Events are triggers, bad or good, from a well-defined monitored environment (known problems) or unknown problems, the layer we are yet not aware it exists.
Both ways, we need to place those meaningful triggers into the perspective of complete Business level and IT environment. We want to smell the smoke before IT is on fire.
Let us first ask ourselves – what does the event need to be noticed?
Valid and trusted source of information. Sense the environment. In traditional monitoring solutions, systems are under a magnification glass that have well defined but limited scope of information that are generating event.
You know the environment, know it by heart, which are the most critical segments and what is the appropriate care those systems need. That being said, you defined a monitoring framework of meaningful parameters that will trigger an event in a case of known issue.
All of us want to think outside the framework – but what is outside that box when you know it by heart?
It will be always out there, the unknown, embrace it, analyze it and strip the veil so it becomes the known. You need Operations Analytics to do hard work for you as long as you feed hungry machine.
Place to settle. You get hundreds of events per hour (when lucky) but only one can be a lifesaver. A well-defined monitoring framework, you put in place, needs multiple dimensions to dwell in, each dimension will enrich the event and like that it shall present itself in Operations Bridge dashboard.
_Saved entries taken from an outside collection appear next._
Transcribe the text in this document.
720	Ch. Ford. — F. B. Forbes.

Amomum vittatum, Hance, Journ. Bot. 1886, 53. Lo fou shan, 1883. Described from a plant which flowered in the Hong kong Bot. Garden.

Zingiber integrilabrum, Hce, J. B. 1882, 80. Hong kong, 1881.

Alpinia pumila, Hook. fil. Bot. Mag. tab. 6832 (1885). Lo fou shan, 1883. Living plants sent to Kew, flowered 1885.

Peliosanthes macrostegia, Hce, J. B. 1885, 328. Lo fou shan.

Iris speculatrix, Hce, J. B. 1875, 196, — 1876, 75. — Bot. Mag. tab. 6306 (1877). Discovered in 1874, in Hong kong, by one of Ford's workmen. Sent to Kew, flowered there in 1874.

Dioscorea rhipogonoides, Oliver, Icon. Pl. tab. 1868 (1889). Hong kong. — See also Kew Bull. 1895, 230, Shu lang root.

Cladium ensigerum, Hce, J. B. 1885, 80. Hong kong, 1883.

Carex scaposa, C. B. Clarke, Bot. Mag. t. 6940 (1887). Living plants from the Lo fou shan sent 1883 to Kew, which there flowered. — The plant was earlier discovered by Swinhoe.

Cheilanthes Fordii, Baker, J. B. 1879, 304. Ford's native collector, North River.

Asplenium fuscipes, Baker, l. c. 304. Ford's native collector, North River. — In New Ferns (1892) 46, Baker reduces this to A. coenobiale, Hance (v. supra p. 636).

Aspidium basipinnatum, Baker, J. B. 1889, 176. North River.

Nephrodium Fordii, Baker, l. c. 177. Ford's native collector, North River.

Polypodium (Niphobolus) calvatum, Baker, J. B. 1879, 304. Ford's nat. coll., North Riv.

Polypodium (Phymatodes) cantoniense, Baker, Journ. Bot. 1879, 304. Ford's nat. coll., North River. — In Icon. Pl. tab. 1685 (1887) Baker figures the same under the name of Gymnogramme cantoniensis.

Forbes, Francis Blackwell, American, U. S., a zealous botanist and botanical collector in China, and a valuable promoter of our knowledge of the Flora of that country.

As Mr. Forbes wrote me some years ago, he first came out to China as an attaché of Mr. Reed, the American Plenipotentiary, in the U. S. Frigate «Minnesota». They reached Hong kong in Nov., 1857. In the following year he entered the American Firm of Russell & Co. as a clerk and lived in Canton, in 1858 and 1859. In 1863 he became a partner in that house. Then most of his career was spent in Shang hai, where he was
Places to go and adopt. This is not the end of its journey, just the first leap. Now the real power comes to place if we use it as a springboard. We want to close the loop, from the registration to problem remediation using human force as little as possible. It is because we already implemented human wisdom into our monitoring framework! The process is Closed Loop Incident Process (CLIP). Every incident requires a proper action. In the best case, the action will resolve an issue that end users will not be aware of. In worst case incident is assigned to specific team that can establish a functional state before it escalates as a problem to the end users.
It is a spinning journey, on which we need to make sure that the monitoring framework is evolving side-by-side the environment under the loop.